The check: always ask for row counts before and after any cleaning operation. "How many rows did we start with? How many now? What happened to the difference?" If you started with 1,800 rows and 20 countries and ended with 1,756 rows and 19 countries, you need to know what was lost and why.
Aggregation errors and Scope 3 double-counting
When Company A reports Scope 3 emissions from a supplier, and that supplier reports the same emissions as Scope 1, standard aggregation counts them twice. This is a known, unresolved problem in corporate emissions databases. If you have 5 rows with the same country-year combination, AI might average them, drop all but one, or sum them — depending on how it interprets your question.

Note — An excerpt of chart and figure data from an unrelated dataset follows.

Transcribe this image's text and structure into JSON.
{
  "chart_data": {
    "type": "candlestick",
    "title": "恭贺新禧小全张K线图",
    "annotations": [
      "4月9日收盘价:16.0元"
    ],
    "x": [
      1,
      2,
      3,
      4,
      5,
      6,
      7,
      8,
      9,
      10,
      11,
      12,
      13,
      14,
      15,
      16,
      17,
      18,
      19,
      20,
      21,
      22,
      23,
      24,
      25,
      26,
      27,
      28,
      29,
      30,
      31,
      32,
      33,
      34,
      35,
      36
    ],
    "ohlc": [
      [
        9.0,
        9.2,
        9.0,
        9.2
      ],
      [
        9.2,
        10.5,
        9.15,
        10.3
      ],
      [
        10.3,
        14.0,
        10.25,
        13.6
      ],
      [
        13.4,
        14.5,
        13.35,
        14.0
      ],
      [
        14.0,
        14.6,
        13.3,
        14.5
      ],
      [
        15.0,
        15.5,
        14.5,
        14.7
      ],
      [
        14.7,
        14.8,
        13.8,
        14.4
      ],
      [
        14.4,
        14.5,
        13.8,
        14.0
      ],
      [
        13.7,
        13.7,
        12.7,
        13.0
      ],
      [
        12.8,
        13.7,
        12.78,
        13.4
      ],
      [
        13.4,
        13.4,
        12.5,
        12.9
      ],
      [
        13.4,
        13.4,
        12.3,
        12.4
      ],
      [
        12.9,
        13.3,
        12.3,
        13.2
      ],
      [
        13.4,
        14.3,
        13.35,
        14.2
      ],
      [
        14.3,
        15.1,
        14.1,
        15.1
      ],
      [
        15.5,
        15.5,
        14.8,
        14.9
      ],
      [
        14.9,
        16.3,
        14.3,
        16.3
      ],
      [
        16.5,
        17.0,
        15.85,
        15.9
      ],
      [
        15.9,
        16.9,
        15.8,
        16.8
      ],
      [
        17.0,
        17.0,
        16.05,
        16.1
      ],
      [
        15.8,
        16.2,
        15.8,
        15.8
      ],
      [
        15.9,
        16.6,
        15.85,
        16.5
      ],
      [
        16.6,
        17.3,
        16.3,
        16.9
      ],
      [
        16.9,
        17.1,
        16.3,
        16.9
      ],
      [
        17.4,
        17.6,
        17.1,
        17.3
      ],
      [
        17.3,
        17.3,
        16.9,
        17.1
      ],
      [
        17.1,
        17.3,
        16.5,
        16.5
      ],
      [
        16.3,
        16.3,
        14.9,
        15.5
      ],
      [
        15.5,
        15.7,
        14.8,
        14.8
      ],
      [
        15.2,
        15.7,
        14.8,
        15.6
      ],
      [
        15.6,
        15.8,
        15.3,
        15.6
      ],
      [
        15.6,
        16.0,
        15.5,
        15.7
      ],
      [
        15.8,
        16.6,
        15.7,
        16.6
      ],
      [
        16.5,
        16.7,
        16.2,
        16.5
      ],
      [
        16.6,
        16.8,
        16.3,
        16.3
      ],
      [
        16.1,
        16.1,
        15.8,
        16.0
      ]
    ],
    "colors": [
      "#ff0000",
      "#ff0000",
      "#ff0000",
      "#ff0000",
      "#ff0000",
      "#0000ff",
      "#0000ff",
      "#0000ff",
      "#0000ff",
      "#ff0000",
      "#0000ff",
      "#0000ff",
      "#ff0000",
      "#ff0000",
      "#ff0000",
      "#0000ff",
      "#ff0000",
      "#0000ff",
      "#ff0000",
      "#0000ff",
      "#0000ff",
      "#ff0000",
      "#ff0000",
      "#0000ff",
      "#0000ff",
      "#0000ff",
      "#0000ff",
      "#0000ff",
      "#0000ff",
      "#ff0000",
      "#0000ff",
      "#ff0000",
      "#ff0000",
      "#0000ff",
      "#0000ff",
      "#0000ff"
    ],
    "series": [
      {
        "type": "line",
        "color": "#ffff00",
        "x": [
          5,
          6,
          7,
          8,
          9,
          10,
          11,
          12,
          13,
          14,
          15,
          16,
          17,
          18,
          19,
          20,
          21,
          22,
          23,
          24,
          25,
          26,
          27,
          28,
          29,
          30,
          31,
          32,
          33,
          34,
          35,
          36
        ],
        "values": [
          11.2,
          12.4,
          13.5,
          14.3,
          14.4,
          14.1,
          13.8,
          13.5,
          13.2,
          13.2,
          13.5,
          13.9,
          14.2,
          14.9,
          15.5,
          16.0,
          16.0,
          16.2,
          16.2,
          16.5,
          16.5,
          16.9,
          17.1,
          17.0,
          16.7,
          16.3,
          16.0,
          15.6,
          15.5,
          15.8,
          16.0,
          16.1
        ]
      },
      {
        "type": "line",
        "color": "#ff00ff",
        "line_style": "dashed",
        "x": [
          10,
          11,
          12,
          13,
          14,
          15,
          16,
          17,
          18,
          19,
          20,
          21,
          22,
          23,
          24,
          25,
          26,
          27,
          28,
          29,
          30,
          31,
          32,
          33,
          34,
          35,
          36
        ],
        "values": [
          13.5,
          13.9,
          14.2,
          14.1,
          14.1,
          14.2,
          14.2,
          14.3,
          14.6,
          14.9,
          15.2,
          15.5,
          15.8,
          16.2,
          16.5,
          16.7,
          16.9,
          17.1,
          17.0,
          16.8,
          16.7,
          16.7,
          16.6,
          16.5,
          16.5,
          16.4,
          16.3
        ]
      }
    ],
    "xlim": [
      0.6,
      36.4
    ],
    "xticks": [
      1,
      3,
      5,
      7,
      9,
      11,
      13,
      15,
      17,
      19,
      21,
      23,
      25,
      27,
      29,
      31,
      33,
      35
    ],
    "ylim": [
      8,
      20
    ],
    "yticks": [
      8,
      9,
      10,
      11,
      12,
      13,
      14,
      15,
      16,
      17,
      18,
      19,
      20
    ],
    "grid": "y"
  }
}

None of those is automatically right. Duplicates in emissions data could mean double-counting; duplicates in project data could mean multiple funding sources for one project.
Definitional drift
IPCC sector categories evolved between AR4 and AR5. Countries that no longer exist or changed names (Soviet republics, South Sudan) create matching problems across time series. Status fields that mean different things ("complete" vs. "closed"). Free-text organization names where the same entity appears as "WWF," "WWF International," "World Wildlife Fund," and "World Wildlife Fund (WWF)." AI cannot resolve these without domain knowledge you bring.
The right workflow: audit first, clean second
The instinct when you get messy data is to start fixing it. Resist this. Have AI map the problems before it touches anything. Then clean one category at a time, reviewing proposed changes before approving them.

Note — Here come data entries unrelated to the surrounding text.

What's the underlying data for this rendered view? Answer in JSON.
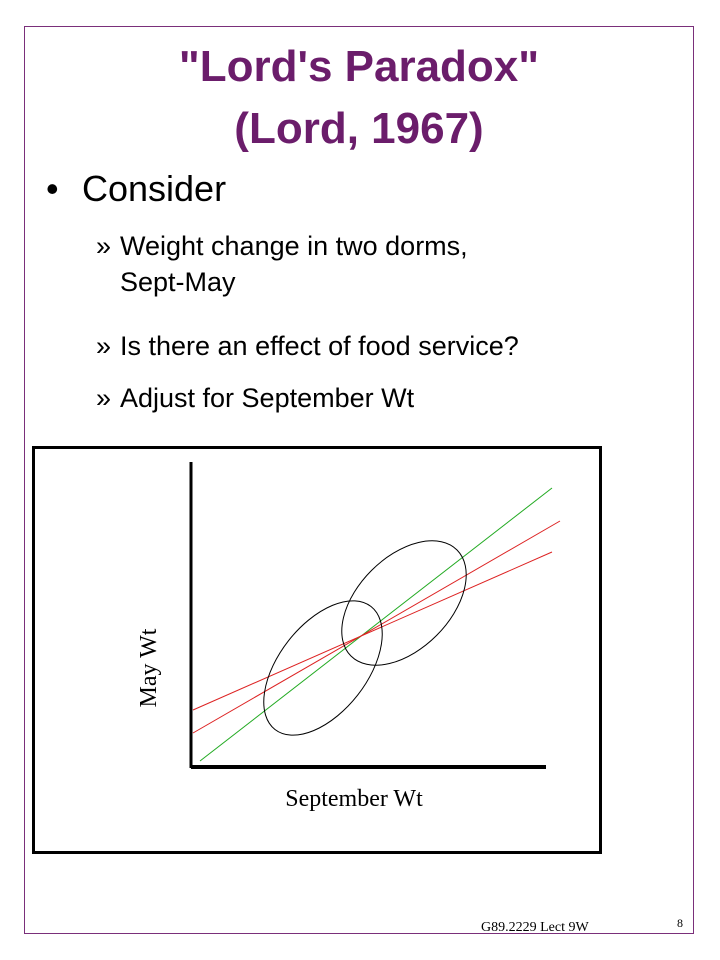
{
  "slide": {
    "title_line1": "\"Lord's Paradox\"",
    "title_line2": "(Lord, 1967)",
    "bullet": {
      "marker": "•",
      "text": "Consider"
    },
    "sub_items": [
      {
        "marker": "»",
        "text": "Weight change in two dorms,\nSept-May"
      },
      {
        "marker": "»",
        "text": "Is there an effect of food service?"
      },
      {
        "marker": "»",
        "text": "Adjust for September Wt"
      }
    ],
    "footer": "G89.2229 Lect 9W",
    "page_number": "8"
  },
  "diagram": {
    "x_axis_label": "September Wt",
    "y_axis_label": "May Wt",
    "colors": {
      "title": "#6b1d6b",
      "identity_line": "#22aa22",
      "regression_lines": "#dd2222",
      "ellipses": "#000000",
      "axes": "#000000"
    }
  }
}
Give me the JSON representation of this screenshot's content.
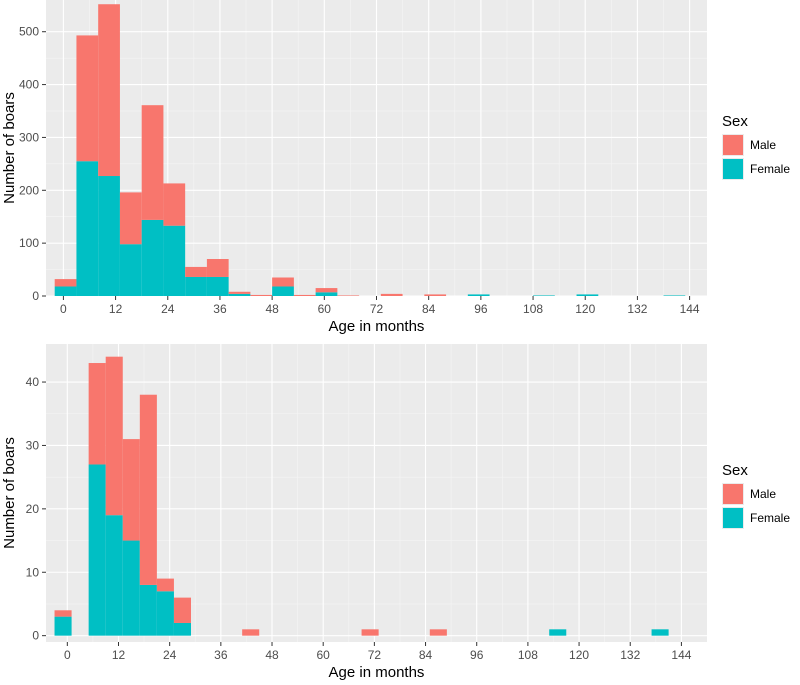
{
  "colors": {
    "male": "#F8766D",
    "female": "#00BFC4",
    "panel": "#EBEBEB",
    "grid_major": "#FFFFFF",
    "grid_minor": "#F5F5F5",
    "tick_text": "#4D4D4D"
  },
  "chart_data": [
    {
      "type": "bar",
      "stacked": true,
      "title": "",
      "xlabel": "Age in months",
      "ylabel": "Number of boars",
      "xlim": [
        -4,
        148
      ],
      "ylim": [
        0,
        560
      ],
      "x_ticks": [
        0,
        12,
        24,
        36,
        48,
        60,
        72,
        84,
        96,
        108,
        120,
        132,
        144
      ],
      "y_ticks": [
        0,
        100,
        200,
        300,
        400,
        500
      ],
      "bin_width": 5,
      "bins_start": [
        -2,
        3,
        8,
        13,
        18,
        23,
        28,
        33,
        38,
        43,
        48,
        53,
        58,
        63,
        68,
        73,
        78,
        83,
        88,
        93,
        98,
        103,
        108,
        113,
        118,
        123,
        128,
        133,
        138
      ],
      "series": [
        {
          "name": "Female",
          "values": [
            18,
            255,
            227,
            98,
            144,
            133,
            36,
            36,
            4,
            0,
            18,
            0,
            7,
            0,
            0,
            0,
            0,
            0,
            0,
            3,
            0,
            0,
            1,
            0,
            3,
            0,
            0,
            0,
            1
          ]
        },
        {
          "name": "Male",
          "values": [
            14,
            238,
            325,
            98,
            217,
            80,
            19,
            34,
            4,
            2,
            17,
            2,
            8,
            1,
            0,
            4,
            0,
            3,
            0,
            0,
            0,
            0,
            0,
            0,
            0,
            0,
            0,
            0,
            0
          ]
        }
      ],
      "legend": {
        "title": "Sex",
        "items": [
          "Male",
          "Female"
        ],
        "placement": "right"
      }
    },
    {
      "type": "bar",
      "stacked": true,
      "title": "",
      "xlabel": "Age in months",
      "ylabel": "Number of boars",
      "xlim": [
        -5,
        150
      ],
      "ylim": [
        -1,
        46
      ],
      "x_ticks": [
        0,
        12,
        24,
        36,
        48,
        60,
        72,
        84,
        96,
        108,
        120,
        132,
        144
      ],
      "y_ticks": [
        0,
        10,
        20,
        30,
        40
      ],
      "bin_width": 4,
      "bins_start": [
        -3,
        1,
        5,
        9,
        13,
        17,
        21,
        25,
        29,
        33,
        37,
        41,
        45,
        49,
        53,
        57,
        61,
        65,
        69,
        73,
        77,
        81,
        85,
        89,
        93,
        97,
        101,
        105,
        109,
        113,
        117,
        121,
        125,
        129,
        133,
        137,
        141
      ],
      "series": [
        {
          "name": "Female",
          "values": [
            3,
            0,
            27,
            19,
            15,
            8,
            7,
            2,
            0,
            0,
            0,
            0,
            0,
            0,
            0,
            0,
            0,
            0,
            0,
            0,
            0,
            0,
            0,
            0,
            0,
            0,
            0,
            0,
            0,
            1,
            0,
            0,
            0,
            0,
            0,
            1,
            0
          ]
        },
        {
          "name": "Male",
          "values": [
            1,
            0,
            16,
            25,
            16,
            30,
            2,
            4,
            0,
            0,
            0,
            1,
            0,
            0,
            0,
            0,
            0,
            0,
            1,
            0,
            0,
            0,
            1,
            0,
            0,
            0,
            0,
            0,
            0,
            0,
            0,
            0,
            0,
            0,
            0,
            0,
            0
          ]
        }
      ],
      "legend": {
        "title": "Sex",
        "items": [
          "Male",
          "Female"
        ],
        "placement": "right"
      }
    }
  ]
}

Worked example: OECD climate finance data
Step 1 — Audit
"Before we clean anything: tell me every data quality issue you can see. Look for inconsistent formatting, missing values, apparent duplicates, columns with wrong data types, values that look like outliers. Don't fix anything yet — just report what you find."

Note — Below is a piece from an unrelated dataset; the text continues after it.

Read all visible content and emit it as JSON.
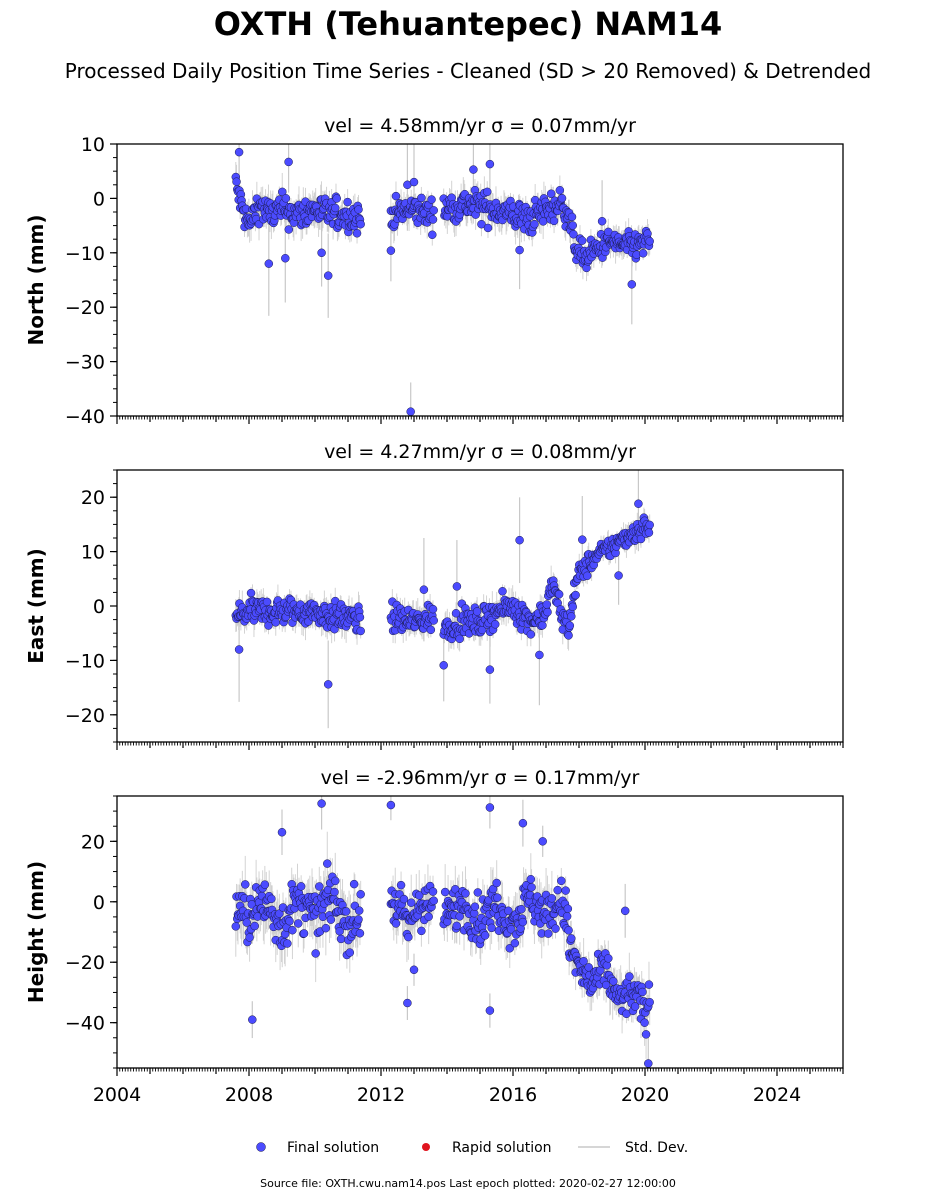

This gives you a map of the work. You'll catch things you wouldn't have thought to look for.
Step 2 — Standardize with review
"Standardize all country names to ISO 3166 alpha-3 codes. Show me a mapping table — Original Value | Proposed ISO Code — for every unique country name before you make any changes."
Review the mapping. AI sometimes maps "Georgia" the country to "GA" (the US state). "Korea" may be ambiguous. Regional aggregates like "Developing Countries" should not be mapped to a country code.
Step 3 — Verify after cleaning
"Give me a cleaning summary: how many rows were modified, dropped, flagged? What was the total disbursement value before and after? How many unique country codes do we have now?"
Check the edges: maximum and minimum values. If your maximum disbursement is larger than a country's GDP, you have a unit problem.
Document every cleaning decision
Every cleaning decision is a methodological choice. When your analysis gets challenged — and if it's any good, it will — you need to answer: where did this data come from? What did you do to it? What choices did you make, and why?
Capture: the source (URL, version, date), what you included and excluded and why, how you handled missing values, what normalizations you applied (currency conversions? inflation adjustments? per-capita calculations? what base year?), and how many rows were affected by each operation.
This is especially important when AI did the cleaning. AI doesn't remember what it did across sessions. You document it so you can explain and defend it later.
Ask AI to generate the cleaning code. You don't need to understand every line — you need to confirm it did what you asked. A cleaning script you can re-run is also a reusable artifact: when someone asks how you handled missing values, you can point to the code.